İnsanlar bir arada yaşarlar. Dolayısıyla
yakınlarında oturan komşularının ilişkiler
açısından önemi büyüktür. Kötü komşular ile yan
yana yaşamak oldukça zordur. Kavgalara,
gürültülere ve anlaşmazlıklara yol açar. Bu
bakımdan, ev almadan önce, komşuların nasıl
insanlar olduklarını öğrenmek, incelemek her
zaman yarar sağlayacaktır.
Evdeki hesap çarşıya uymaz.
Bir iş, bir sorun hakkında önceden yapılan
tasarılar, hesaplar ve plânların çoklukla hayat
gerçeklerine aykırı düştüğünü uygulamada açıkça
görürüz. Bu sebeple geleceğe dönük
hesaplarımızda bu gerçeği daima göz önünde
bulundurmalıyız.
Evi ev eden avrat, yurdu şen eden devlet.
Mutluluk havası ancak düzenli, temiz, güzel ve
ekonomik açıdan rahat bir evde eser. Bunu
sağlayan da kadındır. Eğer kadın becerikli,
tertipli ve nazik değilse, yuva yaşanılır bir
yer olmaktan çıkar. Benzer bir şekilde, içinde
yaşanılan yurdu şen eden de devlettir. Eğer
devletin başında bulunanlar beceriksiz, zalim,
hain ve kendi çıkarlarını düşünen insanlarsa,
bunların ülke insanını mutlu etmesi düşünülemez.

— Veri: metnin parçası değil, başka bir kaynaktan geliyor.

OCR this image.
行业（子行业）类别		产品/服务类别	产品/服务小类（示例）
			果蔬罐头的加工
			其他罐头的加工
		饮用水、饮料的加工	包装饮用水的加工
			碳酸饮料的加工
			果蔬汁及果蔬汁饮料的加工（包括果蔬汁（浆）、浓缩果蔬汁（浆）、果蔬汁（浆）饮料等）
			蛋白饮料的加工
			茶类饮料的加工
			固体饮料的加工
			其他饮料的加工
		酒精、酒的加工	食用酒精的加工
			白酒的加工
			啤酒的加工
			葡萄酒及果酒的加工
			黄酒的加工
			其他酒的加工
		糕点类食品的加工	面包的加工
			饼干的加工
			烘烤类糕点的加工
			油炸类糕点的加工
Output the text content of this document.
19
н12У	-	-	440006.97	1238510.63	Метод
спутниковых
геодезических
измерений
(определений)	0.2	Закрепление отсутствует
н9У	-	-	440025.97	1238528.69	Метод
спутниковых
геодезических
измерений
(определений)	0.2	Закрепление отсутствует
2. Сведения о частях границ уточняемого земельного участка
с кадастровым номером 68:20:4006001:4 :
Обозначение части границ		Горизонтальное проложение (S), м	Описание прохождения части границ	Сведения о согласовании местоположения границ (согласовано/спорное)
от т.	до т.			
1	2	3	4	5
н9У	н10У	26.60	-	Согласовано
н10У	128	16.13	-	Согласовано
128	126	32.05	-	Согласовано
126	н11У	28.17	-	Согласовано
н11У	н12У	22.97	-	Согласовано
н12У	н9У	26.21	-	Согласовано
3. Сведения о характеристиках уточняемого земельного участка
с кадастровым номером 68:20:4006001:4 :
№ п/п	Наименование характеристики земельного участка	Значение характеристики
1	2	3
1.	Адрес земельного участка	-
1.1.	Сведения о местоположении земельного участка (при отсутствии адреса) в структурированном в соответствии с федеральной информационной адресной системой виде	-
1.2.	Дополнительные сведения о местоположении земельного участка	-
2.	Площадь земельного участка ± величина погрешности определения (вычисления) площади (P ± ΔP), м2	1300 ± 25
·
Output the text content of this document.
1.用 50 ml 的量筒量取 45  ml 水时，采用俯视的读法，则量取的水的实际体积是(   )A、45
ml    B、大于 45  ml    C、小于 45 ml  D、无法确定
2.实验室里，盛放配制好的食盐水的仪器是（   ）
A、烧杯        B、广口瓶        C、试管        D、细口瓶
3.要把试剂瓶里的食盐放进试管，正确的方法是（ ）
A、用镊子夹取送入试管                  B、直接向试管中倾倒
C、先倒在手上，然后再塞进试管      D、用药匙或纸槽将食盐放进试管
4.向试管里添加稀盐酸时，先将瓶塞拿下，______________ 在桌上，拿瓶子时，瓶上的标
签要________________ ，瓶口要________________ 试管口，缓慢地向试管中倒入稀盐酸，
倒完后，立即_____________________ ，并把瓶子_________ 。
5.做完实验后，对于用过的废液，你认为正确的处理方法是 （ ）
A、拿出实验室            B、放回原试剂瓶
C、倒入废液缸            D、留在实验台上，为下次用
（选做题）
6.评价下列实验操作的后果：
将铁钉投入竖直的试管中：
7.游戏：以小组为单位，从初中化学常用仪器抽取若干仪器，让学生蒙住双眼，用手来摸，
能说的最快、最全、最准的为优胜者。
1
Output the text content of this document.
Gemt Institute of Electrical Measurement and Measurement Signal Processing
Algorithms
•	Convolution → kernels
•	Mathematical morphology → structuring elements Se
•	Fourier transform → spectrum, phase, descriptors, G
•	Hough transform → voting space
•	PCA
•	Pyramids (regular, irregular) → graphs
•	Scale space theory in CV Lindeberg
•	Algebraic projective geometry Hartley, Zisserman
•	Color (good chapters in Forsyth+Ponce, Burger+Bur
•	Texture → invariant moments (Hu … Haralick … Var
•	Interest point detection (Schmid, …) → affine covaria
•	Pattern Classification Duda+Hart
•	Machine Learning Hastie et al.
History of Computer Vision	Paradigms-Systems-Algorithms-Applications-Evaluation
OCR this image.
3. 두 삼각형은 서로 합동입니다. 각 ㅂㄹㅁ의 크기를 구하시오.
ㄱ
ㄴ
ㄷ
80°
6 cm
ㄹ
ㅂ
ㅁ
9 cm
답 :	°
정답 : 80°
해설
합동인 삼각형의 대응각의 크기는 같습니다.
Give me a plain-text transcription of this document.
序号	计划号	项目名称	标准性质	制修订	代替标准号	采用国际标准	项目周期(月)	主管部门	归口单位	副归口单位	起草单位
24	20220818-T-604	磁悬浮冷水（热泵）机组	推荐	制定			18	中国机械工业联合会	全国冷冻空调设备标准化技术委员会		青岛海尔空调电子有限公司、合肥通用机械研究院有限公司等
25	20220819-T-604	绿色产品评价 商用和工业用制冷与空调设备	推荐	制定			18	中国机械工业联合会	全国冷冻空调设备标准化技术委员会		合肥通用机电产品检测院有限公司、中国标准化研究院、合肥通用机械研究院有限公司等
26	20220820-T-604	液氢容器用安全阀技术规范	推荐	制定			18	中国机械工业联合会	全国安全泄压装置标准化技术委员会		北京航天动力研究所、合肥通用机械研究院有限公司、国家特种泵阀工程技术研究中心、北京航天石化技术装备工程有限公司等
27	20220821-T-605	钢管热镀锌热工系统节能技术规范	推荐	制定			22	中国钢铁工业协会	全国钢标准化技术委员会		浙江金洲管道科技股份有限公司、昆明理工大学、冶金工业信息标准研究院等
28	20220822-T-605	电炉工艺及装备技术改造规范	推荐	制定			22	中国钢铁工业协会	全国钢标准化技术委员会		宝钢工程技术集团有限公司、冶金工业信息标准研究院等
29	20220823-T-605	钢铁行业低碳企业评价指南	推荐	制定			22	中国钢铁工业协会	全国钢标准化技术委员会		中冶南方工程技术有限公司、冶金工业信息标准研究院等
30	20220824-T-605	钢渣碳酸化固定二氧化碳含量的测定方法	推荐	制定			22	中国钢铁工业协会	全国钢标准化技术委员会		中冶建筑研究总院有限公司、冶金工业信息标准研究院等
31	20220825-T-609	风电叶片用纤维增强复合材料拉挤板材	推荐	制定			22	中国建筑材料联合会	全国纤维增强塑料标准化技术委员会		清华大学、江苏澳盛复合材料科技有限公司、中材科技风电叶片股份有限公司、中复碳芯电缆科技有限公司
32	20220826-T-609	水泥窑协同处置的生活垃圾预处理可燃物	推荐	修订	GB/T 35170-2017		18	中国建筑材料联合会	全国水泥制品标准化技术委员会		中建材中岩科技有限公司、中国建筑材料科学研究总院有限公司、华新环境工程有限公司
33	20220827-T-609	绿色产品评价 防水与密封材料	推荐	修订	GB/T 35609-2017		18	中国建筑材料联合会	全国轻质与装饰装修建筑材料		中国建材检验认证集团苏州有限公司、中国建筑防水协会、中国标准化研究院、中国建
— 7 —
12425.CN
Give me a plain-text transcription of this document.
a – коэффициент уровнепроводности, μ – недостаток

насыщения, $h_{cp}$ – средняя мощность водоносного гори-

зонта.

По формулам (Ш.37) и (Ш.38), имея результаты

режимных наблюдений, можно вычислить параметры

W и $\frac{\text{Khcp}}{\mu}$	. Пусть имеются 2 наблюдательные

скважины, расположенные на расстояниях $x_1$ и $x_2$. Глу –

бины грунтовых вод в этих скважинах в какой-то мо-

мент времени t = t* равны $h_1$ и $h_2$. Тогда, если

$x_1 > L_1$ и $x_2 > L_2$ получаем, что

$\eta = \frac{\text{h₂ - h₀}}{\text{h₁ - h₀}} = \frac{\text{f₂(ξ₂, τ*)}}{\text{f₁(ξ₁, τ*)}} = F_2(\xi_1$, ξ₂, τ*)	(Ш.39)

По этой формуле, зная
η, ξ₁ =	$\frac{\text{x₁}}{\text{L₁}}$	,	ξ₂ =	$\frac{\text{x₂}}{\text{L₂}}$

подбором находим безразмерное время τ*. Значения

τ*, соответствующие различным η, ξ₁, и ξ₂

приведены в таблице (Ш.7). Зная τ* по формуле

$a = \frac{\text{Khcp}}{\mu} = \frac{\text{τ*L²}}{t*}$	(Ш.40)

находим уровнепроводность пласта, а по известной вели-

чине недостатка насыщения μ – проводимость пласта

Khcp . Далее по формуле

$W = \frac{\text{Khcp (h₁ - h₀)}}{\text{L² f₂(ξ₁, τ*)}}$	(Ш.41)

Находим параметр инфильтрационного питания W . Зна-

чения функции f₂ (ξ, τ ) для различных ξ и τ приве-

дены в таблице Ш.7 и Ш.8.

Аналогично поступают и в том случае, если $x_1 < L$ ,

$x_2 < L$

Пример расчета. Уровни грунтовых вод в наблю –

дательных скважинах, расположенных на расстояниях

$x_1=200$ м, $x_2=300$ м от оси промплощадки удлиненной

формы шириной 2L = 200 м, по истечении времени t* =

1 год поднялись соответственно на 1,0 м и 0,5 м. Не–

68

Evli evinde, köylü köyünde gerek.
Yaşanan sosyal hayat bir düzeni kurarken,
kişilere de toplumda uygun bir yer, bir iş
göstermiştir. Dolayısıyla herkes buna uymalı;
hem kendinin, hem de toplumun rahatını ve
düzenini bu şekilde sağlamayı görev bilmelidir.